Brazil’s beef/beef variety meat exports in September totaled 134,587 mt, up 25 percent from a year ago and the largest monthly volume in six years. These results were bolstered by a weaker currency, as the Brazilian real’s average value against the U.S. dollar in September was about 10 percent lower than a year ago. The real has strengthened recently, as have Brazil’s cattle prices – partly due to the stronger currency but also reflecting South America’s seasonally tight cattle supplies.

For January through September, beef/bvm export volume was up 23 percent to 1.029 million mt while export value increased 16 percent to $4.5 billion. Chilled beef exports were up 19 percent to 106,006 mt and accounted for 10 percent of Brazil’s total export volume. Chile (50,604 mt, +17 percent) and the EU (18,079 mt, +26 percent) were the leading destinations for chilled beef, but exports were also higher for Algeria, Lebanon, Russia, Jordan and the United Arab Emirates.

Russia delisted nine Brazilian beef plants at the beginning of this month. But on Oct. 11, Russia’s Veterinary and Phytosanitary Surveillance Service (VPSS) announced approval of six Brazilian plants. It is now likely that plenty of Brazilian product will be available to help fully utilize Russia’s “third country” beef TRQ by the end of the year.
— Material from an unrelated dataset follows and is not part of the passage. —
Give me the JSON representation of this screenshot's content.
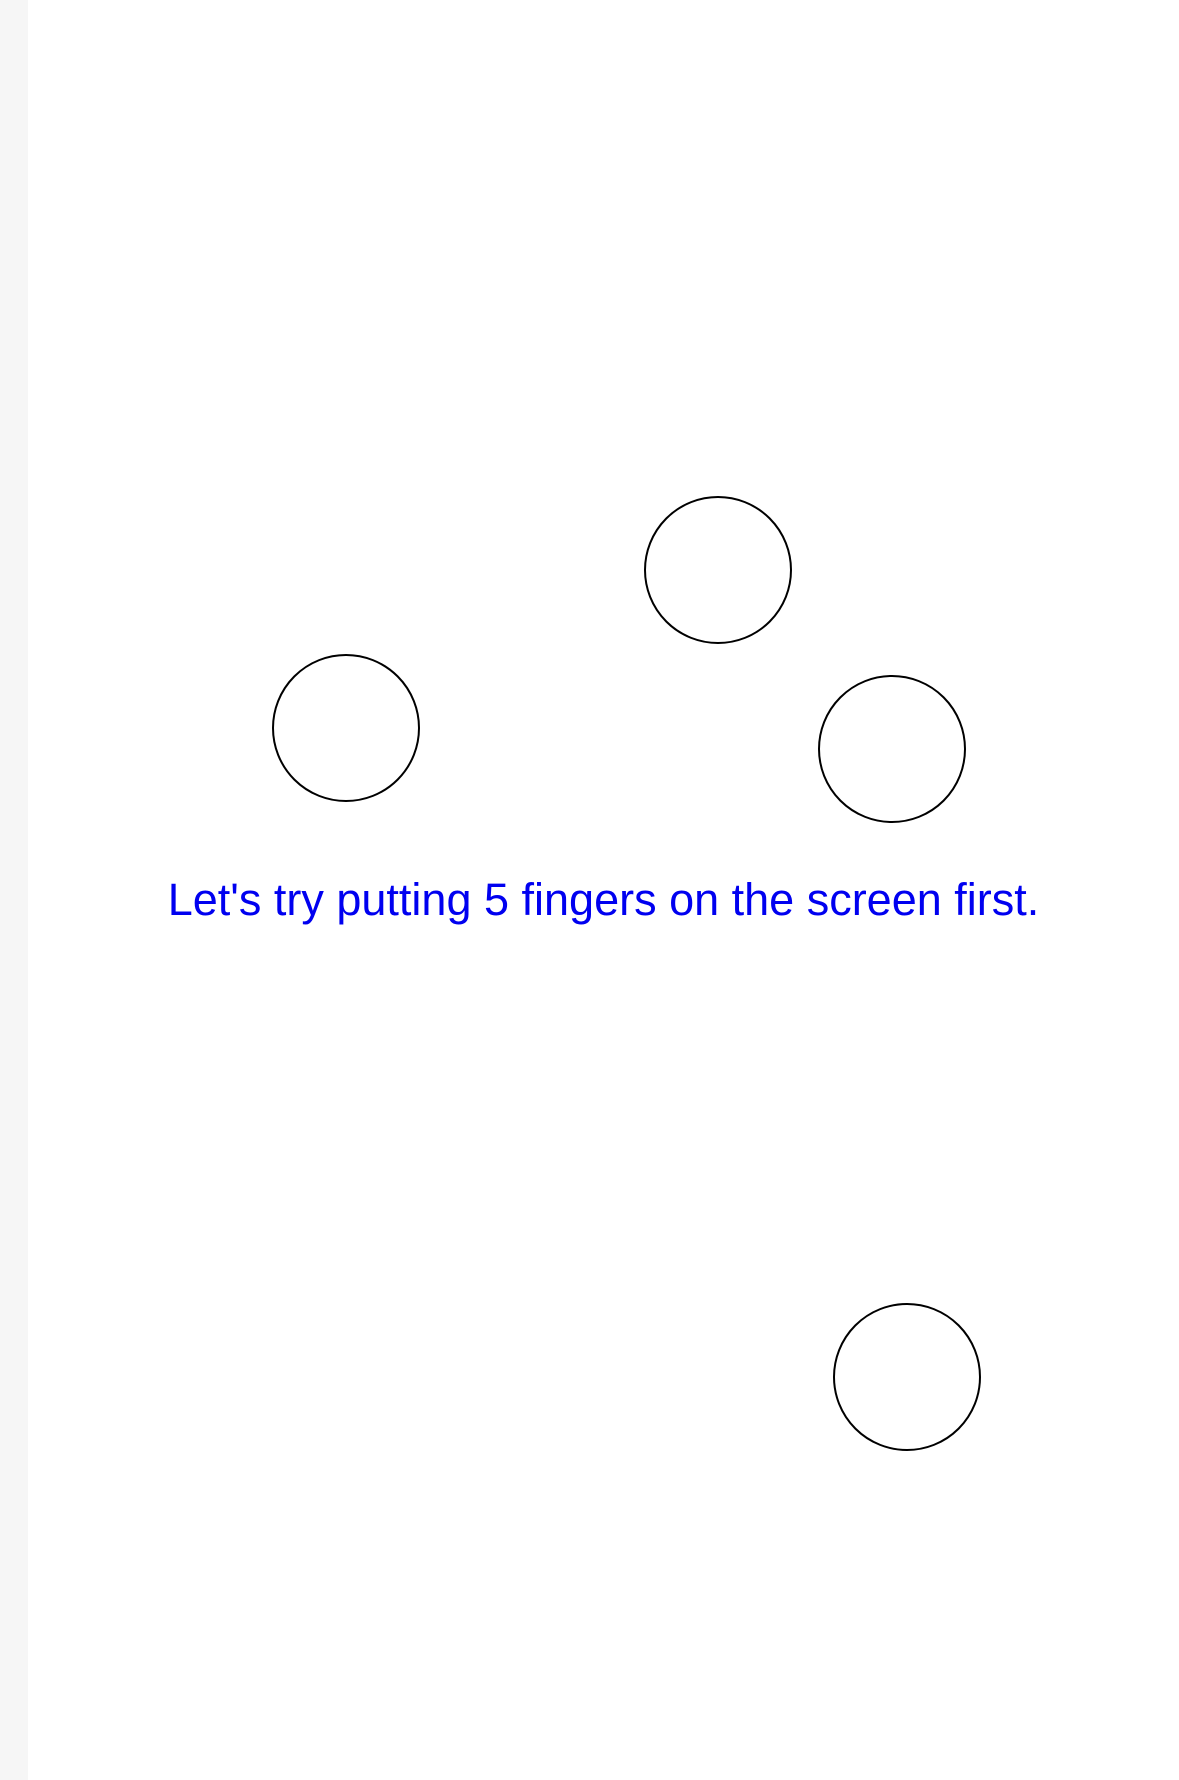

September pork/pork variety meat exports were down 24 percent from a year ago to 45,471 mt, with smaller volumes to the top three markets: Russia (9,655 mt, -43 percent), Hong Kong (9,814 mt, -1 percent) and Ukraine (8,360 mt, -52 percent).

For January through September, pork/pvm exports were down 9 percent to 383,224 mt, with export value declining 6.5 percent to $1 billion. While exports were larger for Russia (104,590 mt, +6 percent), volume was still down 11 percent from the same period in 2011 (Russia delisted several Brazilian pork plants in mid-2011). Exports were also lower for Hong Kong (90,644 mt, -2 percent) and Ukraine (55,184 mt, -45 percent), reflecting Ukraine’s temporary ban on Brazilian pork earlier this year.